Pybind11 uses #if !defined(NDEBUG) for debug code so un-defining NDEBUG can be useful for creating a debug build and getting better error messages.

Conclusions

  • pybind11 provides a quick and simple interface between Python and C++ code. This is particularly true when creating new types (classes). It is clearly a very competent project and I have only scratched the surface here.

  • The relative performance of pybind11 is a bit disappointing in this particular project.

  • I suspect that pybind11 would show much better performance on a project where the bulk of the time is spent in C++ and the Python/C++ boundary is infrequently crossed.

  • Libraries that are in the Python standard library will have to be replaced with their C/C++ equivalents (as happened here with base64).

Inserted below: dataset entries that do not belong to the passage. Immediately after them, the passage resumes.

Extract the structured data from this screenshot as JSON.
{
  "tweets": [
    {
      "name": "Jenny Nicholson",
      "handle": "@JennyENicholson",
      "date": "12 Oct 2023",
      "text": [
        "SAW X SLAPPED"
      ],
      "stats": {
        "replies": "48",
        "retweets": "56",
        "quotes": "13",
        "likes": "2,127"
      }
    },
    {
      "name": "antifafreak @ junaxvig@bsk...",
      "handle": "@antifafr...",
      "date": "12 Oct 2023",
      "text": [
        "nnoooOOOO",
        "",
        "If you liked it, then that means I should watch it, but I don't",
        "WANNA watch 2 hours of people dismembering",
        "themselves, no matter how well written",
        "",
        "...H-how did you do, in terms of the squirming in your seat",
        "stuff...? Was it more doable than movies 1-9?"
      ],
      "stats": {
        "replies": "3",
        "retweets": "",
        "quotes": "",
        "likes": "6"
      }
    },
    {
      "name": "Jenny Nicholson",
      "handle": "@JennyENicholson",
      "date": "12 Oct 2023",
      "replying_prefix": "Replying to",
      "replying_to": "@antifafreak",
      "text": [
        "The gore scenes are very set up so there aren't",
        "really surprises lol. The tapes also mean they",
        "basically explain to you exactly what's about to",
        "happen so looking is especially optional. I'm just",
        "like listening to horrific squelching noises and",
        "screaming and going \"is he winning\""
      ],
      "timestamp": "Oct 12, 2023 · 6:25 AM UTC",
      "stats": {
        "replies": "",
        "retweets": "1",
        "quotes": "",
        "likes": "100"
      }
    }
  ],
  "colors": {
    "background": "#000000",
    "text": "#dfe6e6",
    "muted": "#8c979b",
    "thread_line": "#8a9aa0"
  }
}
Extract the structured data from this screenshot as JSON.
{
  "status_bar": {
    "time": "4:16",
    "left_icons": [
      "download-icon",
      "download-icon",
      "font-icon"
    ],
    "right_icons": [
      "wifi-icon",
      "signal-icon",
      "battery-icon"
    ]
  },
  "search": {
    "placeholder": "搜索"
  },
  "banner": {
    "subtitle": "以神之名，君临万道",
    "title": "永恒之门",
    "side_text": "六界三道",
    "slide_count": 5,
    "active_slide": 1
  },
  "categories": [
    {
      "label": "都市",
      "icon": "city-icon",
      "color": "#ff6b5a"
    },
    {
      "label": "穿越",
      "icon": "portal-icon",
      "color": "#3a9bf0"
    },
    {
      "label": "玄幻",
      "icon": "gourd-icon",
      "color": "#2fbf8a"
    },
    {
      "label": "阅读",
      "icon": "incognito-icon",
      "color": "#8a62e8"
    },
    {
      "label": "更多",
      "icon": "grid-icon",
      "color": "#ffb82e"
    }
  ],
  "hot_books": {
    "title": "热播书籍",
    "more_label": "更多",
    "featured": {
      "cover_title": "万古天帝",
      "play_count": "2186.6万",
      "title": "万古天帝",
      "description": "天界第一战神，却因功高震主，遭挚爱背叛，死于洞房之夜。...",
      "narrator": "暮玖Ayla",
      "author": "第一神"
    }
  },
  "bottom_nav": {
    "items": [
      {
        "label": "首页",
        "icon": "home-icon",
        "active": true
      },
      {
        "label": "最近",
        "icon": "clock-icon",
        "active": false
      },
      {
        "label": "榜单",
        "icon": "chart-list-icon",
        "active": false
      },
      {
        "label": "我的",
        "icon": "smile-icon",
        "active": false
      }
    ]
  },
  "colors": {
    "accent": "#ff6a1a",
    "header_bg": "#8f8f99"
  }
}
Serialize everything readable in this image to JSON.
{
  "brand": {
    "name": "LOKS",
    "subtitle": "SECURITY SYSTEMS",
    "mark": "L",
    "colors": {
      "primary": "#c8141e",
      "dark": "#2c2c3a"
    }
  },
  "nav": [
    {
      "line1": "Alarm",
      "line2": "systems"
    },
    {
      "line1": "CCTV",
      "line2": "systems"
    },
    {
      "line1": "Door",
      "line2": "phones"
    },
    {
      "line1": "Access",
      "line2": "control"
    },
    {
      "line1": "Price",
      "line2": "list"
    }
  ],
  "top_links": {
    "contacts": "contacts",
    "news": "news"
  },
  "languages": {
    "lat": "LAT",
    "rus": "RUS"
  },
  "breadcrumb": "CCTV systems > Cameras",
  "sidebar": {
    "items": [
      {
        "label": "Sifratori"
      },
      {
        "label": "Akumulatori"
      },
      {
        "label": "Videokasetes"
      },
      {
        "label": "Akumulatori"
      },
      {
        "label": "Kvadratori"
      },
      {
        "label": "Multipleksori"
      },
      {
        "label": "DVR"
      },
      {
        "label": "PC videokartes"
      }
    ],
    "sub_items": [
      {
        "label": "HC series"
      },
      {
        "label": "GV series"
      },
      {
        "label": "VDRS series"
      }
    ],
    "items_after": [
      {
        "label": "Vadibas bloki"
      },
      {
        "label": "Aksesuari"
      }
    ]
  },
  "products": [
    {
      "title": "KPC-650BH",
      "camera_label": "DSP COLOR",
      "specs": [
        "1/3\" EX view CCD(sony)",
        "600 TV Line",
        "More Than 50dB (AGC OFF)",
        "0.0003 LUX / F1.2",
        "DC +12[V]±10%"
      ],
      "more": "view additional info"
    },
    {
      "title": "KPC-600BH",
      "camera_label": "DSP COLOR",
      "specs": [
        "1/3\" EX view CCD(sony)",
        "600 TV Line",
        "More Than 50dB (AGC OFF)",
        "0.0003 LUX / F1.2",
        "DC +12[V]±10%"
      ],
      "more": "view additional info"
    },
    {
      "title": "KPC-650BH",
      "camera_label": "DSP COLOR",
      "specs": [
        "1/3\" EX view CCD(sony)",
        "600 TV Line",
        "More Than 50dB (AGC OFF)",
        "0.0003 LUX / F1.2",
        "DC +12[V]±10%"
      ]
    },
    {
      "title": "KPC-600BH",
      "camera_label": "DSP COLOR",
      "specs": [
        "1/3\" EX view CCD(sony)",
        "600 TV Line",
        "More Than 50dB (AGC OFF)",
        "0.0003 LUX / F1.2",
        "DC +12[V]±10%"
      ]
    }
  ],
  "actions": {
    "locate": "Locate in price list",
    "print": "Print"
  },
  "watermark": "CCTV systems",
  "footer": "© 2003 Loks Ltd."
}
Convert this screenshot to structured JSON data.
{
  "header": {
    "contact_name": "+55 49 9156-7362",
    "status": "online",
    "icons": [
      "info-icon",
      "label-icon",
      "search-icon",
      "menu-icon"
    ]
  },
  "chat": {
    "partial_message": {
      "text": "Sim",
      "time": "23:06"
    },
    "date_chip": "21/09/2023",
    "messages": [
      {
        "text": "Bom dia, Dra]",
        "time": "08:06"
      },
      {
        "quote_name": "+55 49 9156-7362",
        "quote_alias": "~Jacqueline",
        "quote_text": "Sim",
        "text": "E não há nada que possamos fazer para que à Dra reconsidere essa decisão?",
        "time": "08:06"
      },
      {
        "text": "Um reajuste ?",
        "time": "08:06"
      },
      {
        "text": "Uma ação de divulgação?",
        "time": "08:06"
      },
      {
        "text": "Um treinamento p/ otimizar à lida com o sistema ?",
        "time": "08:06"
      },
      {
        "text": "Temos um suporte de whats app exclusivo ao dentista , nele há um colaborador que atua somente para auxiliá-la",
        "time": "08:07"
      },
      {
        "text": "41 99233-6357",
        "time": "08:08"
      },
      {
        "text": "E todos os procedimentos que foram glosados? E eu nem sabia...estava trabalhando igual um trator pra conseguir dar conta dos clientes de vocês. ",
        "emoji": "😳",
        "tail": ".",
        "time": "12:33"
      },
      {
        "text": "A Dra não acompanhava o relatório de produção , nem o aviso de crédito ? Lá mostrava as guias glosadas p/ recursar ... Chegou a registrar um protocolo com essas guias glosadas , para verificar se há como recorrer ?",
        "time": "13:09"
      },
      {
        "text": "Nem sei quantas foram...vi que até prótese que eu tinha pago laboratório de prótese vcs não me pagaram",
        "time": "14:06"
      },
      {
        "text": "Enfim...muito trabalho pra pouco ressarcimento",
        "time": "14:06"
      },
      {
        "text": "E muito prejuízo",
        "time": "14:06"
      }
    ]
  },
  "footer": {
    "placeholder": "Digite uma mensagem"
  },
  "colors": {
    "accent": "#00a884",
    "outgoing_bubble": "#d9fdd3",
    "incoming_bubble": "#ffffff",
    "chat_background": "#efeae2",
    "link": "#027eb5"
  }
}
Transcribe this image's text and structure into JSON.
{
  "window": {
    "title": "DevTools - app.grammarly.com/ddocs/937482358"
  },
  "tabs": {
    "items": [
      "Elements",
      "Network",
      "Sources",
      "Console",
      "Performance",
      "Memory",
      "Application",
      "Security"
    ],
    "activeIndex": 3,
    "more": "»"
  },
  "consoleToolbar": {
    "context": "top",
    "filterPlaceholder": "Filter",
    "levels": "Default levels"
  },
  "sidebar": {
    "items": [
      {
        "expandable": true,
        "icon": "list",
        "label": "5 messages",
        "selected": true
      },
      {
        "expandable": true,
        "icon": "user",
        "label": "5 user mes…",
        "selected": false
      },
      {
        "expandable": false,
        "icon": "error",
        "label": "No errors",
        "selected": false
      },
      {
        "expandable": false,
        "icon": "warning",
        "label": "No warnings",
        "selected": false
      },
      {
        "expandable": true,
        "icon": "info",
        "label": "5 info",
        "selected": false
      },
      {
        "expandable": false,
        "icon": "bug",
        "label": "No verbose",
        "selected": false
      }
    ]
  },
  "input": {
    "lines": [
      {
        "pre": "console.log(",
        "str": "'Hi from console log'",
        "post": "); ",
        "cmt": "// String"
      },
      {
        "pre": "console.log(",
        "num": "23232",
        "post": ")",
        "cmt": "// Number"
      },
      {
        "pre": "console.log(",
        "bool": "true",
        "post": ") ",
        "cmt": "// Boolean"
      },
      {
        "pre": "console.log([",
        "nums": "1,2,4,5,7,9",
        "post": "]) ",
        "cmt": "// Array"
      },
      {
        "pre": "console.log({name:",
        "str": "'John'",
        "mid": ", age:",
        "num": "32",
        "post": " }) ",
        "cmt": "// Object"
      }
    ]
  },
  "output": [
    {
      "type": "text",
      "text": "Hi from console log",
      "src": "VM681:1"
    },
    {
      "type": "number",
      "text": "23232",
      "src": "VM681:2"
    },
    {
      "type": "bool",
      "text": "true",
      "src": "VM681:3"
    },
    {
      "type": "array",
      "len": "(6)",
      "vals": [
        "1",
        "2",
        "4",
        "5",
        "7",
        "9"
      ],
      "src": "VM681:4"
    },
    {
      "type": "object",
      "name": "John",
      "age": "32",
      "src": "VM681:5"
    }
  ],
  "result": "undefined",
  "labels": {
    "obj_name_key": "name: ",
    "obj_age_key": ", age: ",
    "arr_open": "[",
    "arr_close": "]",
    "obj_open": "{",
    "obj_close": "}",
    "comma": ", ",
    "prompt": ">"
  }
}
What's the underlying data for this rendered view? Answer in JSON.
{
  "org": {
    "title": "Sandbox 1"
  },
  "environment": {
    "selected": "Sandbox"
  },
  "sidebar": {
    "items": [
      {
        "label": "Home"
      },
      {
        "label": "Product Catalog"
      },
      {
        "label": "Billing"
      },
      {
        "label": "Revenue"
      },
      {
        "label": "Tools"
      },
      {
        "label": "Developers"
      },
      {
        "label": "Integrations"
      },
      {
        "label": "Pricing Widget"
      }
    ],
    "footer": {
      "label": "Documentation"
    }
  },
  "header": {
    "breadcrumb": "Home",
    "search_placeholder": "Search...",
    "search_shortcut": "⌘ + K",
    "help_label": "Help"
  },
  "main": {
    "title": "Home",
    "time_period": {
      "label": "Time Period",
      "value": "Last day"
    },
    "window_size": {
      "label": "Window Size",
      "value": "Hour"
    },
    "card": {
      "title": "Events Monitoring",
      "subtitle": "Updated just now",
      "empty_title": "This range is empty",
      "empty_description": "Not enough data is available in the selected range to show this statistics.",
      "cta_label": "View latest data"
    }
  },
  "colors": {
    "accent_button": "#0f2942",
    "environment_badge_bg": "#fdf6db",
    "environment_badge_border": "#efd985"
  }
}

The disadvantage with this is:

    • The C/C++ libraries might not be exactly equivalent and require workarounds.
    • This adds to the dependencies
    • There might be possible licencing conflicts.

    All of this increases the creation and maintenance cost.

  • pybind11's ability to generate type specific documentation is very attractive for environments and IDEs that can make use of this.

  • I'd certainly consider pybind11 as a first class option when there is a large body of Python code to move into C++ or when a Python interface is needed to an existing C++ library.